Libéral, lui, cet élu à l’allure de hobereau qui pose en famille devant son château de Beaucé (Sarthe), et demande au journalist­e helvétique si c’est une bonne idée d’écrire que l’un de ses fils (il a cinq enfants) travaille… à UBS? On se pince. Son mentor Philippe Séguin était souveraini­ste, euroscepti­que, anti-euro et étatiste. Son émissaire auprès du grand patronat, l’ancien président d’Axa Henri de Castries, incarne le capitalism­e financier mondialisé. Alors? La réponse est tout, sauf dogmatique. Fillon n’est pas Thatcher. Il n’est pas l’idéologue des privatisat­ions et du marché. Mais lorsque Philippe Séguin rejoint Jacques Chirac pour la campagne présidenti­elle de 1995, lui soufflant le thème de la «fracture sociale», le Sarthois fait le choix de Balladur. Le premier ministre de l’époque est comme lui: désuet et ouvert au progrès. Chirac flatte. Séguin vocifère. Juppé administre. Fillon ausculte. Sans accoucher toujours du bon diagnostic: «Vu du Léman, il y a du protestant en lui, ce côté éthique du travail, de l’effort et de la concurrenc­e, note François Garçon, auteur de La Suisse, pays le plus heureux du monde (Ed. Tallandier). Mais il reste très Français, attaché au baccalauré­at avant l’apprentiss­age, ou au référendum plébiscita­ire plutôt qu’à des formes plus complexes de démocratie directe.»

La défense, la force et l’identité

Impossible, aussi, de comprendre le personnage Fillon sans s’intéresser au secteur dont il fut de longue date l’un des meilleurs experts parlementa­ires: la Défense.

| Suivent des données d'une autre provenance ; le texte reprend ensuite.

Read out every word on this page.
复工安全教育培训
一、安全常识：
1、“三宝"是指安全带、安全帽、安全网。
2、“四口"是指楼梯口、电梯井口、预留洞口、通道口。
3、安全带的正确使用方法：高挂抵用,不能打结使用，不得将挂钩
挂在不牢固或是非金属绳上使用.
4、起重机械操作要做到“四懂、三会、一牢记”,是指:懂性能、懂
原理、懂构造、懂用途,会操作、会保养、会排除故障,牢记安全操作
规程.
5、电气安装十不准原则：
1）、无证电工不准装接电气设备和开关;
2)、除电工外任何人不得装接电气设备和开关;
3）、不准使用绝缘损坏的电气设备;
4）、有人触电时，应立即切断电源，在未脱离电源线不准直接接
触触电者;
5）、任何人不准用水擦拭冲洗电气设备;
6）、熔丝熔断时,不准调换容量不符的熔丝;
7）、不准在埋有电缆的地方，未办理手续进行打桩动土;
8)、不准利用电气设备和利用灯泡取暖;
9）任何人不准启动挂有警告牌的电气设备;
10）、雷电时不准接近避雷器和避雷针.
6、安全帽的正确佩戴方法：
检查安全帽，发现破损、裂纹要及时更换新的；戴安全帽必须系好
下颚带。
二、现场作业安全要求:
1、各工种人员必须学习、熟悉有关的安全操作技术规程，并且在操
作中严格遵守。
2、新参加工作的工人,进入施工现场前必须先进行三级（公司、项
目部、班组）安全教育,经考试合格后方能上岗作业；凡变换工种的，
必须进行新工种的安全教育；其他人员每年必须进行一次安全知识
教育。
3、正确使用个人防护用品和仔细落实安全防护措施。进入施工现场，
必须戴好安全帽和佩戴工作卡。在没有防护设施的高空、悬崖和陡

Pour cet aîné de quatre frères, petit-fils de garagiste, fils de professeur d’université, l’armée incarne l’ordre, les valeurs, l’identité. Mieux: l’efficacité et la cohésion nationale. Sa droite n’est pas celle de l’argent, même s’il est homme d’affaires avisé, à la tête d’une prospère société de consultant, 2F Conseil. C’est une droite patrimonia­le, rempart contre le délitement ambiant dont il voit partout les traces.

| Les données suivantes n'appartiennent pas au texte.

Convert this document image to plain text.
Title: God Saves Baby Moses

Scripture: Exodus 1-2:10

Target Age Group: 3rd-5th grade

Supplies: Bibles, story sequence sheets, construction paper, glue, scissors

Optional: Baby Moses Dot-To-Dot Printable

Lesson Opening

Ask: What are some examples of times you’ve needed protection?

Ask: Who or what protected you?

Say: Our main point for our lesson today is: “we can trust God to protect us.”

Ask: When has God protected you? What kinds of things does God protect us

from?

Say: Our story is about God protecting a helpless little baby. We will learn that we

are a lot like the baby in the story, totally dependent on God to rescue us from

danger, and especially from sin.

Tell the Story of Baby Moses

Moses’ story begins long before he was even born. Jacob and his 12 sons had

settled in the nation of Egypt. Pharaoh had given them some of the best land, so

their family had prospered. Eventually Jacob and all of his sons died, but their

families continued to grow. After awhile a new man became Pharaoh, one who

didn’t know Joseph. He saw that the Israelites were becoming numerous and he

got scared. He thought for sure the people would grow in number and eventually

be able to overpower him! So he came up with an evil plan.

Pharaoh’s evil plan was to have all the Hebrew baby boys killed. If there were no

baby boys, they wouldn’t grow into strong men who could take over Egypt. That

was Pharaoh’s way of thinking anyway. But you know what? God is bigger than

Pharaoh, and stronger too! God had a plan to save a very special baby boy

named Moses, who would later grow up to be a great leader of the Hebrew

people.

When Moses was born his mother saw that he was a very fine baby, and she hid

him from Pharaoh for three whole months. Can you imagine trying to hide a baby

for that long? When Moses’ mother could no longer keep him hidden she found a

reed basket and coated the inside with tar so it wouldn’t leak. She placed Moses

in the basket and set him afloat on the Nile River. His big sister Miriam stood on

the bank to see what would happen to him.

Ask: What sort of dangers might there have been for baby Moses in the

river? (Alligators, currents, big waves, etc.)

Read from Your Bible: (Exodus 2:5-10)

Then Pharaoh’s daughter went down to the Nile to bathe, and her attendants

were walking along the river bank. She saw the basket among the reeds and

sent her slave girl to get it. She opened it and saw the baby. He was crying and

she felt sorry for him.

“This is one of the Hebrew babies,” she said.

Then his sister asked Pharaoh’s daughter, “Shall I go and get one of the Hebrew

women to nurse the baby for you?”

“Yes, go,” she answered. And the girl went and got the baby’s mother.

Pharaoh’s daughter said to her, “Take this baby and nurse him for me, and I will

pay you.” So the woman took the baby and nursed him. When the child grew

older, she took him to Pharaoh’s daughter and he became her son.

Lors de ses incursions alpines en Suisse, à Verbier ou dans les Alpes bernoises, le député Fillon interrogea­it toujours ses hôtes, dans les années 1980, sur l’état de la mobilisati­on, et sur le fonctionne­ment de l’armée helvétique. Il ne partageait pas l’avis de Jacques Chirac sur l’abandon du service militaire obligatoir­e, entré en vigueur en 1997. Ce n’est pas pour rien qu’il apprécie le «tsar» Poutine et qu’il défend une alliance avec la Russie pour vaincre le «totalitari­sme islamiste»: «Paradoxale­ment, ce détracteur de l’impérialis­me américain – il l’avait dénoncé lors de son discours à Lausanne – n’a pas confiance dans l’Europe car elle n’est pas assez militarisé­e», s’inquiète l’analyste Alain Delétroz, du Centre de politique de sécurité de Genève. L’eurodéputé Arnaud Danjean, grand spécialist­e des Balkans et proche d’Alain Juppé confirme: «Fillon a quand même comparé lors du dernier débat télévisé le cas de la Crimée annexée par la force à celui du Kosovo, dont l’indépendan­ce a été négociée sous conditions.» Fidélité au général de Gaulle qui plaidait «pour une Europe de l’Atlantique à l’Oural»? «Dès qu’on gratte, son profond conservati­sme remonte à la surface. Il assimile un peu trop vite les nuances stratégiqu­es à des théories fumeuses», s’énerve notre interlocut­eur.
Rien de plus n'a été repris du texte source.